まずスフィアメックスでジンジャントロプスボイセイ。その前にモスでライスバーガー海鮮かきあげ。これはNYのシェン・ウェイ・ダンス・アーツのKちゃんから教わったもので、以来モスではこれ。激烈に旨い。ジンジャンは去年の「ユビュ7」以来二度目だが、やっぱりピンと来ない。こんなコテコテに「鈴木忠志」だったっけ。でもこういう感想はたぶん、基本的にぼくが「演劇」に関心が薄いことと関係があると思う。ストライクゾーンが狭いというか、ざるの目が粗い。ダンスとか映画とかなら色々細かくここがいいとかあそこがいいとか言うわりに、演劇については何か大雑把で、明らかに革新的と思えるもの、例えばチェルフィッチュぐらい新しいと反応するが、逆に何でもそれぐらいの斬新さと比較してしまうので、色んな差異に心を動かされない。まあいいや。遍歴をたどるとまず映画にハマり、そこからダンスに行ったので、演劇に関しては思い入れがない。
その後、新宿駅からオペラシティまで(人込みの中をランニングしてる奴に思い切り肘鉄されて思うさまグロテスクな妄想を脳裡に煮え立たせながら)歩き、途中でケンジタキギャラリーに寄って塩田千春という人の個展を見る。ベルリン在住の作家で、今年のトヨタに出ていた可世木祐子さんとコラボレートしたりしている。置いてあったカタログを見たら可世木さんが出ていた。
オペラシティではインターコミュニケーションセンター。先日批評家のSさんからタダ券を頂いたので、今回初めて来た。3D空間にペンで画を描いて音を出すやつが面白かったけど基本的にこの手のメディアアートってやっぱり興味もてなかった。

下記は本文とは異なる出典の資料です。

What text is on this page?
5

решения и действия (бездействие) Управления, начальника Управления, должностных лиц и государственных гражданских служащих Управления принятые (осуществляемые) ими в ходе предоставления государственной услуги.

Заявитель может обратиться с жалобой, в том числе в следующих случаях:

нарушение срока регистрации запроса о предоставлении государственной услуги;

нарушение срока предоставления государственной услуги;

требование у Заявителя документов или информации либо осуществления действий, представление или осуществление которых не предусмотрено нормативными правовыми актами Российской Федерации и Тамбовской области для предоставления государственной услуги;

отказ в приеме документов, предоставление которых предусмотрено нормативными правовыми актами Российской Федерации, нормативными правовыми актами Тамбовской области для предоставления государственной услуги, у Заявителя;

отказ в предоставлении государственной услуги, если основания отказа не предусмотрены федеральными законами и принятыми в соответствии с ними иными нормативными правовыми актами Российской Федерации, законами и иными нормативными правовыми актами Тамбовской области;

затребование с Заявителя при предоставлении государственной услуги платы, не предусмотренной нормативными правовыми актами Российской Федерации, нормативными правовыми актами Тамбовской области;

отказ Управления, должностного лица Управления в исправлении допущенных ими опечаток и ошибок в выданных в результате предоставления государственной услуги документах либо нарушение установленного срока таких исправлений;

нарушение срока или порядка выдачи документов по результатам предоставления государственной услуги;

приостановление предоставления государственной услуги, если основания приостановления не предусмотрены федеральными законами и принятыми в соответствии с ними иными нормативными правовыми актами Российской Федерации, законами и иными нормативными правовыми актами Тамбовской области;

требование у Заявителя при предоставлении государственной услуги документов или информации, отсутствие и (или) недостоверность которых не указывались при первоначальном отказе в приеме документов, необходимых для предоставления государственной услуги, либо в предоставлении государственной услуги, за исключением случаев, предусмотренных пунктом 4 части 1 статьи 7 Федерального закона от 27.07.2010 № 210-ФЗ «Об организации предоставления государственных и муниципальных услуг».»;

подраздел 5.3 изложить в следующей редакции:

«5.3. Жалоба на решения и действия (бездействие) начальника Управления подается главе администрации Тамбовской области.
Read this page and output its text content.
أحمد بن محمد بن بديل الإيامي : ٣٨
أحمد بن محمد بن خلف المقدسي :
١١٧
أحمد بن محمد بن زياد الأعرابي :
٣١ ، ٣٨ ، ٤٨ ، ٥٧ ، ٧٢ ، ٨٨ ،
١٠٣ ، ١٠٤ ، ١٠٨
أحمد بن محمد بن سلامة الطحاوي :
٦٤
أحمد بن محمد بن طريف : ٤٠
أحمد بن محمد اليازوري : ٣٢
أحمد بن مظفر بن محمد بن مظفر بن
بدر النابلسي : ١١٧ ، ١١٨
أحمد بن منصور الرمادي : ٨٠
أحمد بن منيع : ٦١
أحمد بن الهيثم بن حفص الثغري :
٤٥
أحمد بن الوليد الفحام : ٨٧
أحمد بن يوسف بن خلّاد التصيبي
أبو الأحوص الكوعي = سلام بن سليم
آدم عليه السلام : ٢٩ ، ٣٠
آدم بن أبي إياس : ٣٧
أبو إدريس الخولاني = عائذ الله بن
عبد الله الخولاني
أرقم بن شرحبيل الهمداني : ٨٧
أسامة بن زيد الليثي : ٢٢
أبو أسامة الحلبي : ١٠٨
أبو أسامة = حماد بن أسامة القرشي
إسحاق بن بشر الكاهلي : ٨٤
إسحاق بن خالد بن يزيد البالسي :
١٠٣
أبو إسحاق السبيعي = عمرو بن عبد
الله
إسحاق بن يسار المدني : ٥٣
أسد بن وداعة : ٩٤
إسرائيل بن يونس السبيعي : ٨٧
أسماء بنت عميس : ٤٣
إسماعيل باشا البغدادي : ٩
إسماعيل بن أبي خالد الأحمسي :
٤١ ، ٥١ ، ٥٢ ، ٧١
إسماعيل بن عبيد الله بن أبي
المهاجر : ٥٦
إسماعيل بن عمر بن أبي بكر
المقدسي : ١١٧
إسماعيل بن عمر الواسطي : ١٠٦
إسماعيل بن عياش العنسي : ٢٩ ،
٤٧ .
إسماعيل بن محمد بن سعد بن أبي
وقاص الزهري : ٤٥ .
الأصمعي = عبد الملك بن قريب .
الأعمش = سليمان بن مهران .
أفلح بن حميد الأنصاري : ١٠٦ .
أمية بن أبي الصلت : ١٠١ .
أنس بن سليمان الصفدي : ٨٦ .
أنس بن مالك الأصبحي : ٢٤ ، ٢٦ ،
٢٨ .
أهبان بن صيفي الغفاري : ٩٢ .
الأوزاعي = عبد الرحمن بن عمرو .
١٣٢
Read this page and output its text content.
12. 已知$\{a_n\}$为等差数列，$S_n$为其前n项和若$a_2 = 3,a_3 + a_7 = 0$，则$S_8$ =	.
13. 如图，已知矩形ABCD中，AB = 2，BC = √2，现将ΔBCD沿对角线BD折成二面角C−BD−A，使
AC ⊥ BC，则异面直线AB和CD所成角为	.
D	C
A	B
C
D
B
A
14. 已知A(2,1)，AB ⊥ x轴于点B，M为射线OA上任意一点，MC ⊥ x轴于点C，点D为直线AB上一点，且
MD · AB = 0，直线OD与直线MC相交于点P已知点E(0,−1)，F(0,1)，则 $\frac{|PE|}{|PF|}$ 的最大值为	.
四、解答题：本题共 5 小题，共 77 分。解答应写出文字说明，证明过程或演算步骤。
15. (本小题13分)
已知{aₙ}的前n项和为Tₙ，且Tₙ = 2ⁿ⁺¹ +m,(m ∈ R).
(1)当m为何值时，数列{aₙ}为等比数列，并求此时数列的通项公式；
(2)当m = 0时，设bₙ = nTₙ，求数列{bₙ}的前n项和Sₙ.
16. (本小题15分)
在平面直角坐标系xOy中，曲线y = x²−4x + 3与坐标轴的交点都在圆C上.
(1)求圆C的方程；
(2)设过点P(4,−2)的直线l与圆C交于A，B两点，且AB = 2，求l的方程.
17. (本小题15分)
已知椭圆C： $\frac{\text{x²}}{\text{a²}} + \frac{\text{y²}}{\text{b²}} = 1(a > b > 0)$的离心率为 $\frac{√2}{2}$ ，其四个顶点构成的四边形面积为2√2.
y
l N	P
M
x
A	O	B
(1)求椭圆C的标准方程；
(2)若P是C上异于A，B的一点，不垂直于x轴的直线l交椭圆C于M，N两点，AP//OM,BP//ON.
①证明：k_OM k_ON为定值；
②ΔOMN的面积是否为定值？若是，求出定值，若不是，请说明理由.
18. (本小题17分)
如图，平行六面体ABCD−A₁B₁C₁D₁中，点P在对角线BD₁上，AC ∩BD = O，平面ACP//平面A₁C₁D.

中華で夕食。ぼくもSちゃんも相当疲れてて、ビール飲んでマジで閉店モードだけど駒場まで移動。アゴラで地点『じゃぐちをひねればみずはでる』。二人とも疲労と満腹感から「途中で寝てしまうのではないか」という強迫観念に怯えていたが、どっちもが同時に寝てしまうということはおそらくありえないのだった。これは主に高校、予備校、大学での経験と観察に基づく科学的なデータで、隣の席の人が寝ているとたいてい自分の眼が異様に冴えてくるし、隣の人がはりきってノートとっていると自分が眠くなる。つまり眠気は転移する*1。人の眠気を吸い取ってしまって眠くなったり、吸い取ってもらって起きたりする。隣の人が寝てるなと思っていたら、不意に起きて、すると今度は自分が寝てしまったり、その逆とか。そして今日は、ぼくは開幕後10秒であまりの面白さに意識は冴え渡ったが、Sちゃんは終始ガン寝していた。Sちゃんには気の毒ながら、素晴らしい舞台であって、終演後は皆の顔がほころんでいた。良質の芸術は間違いなく人々に平和をもたらす。

*1:いかなる要因と力学のもとに配分が決定されるのかは不明。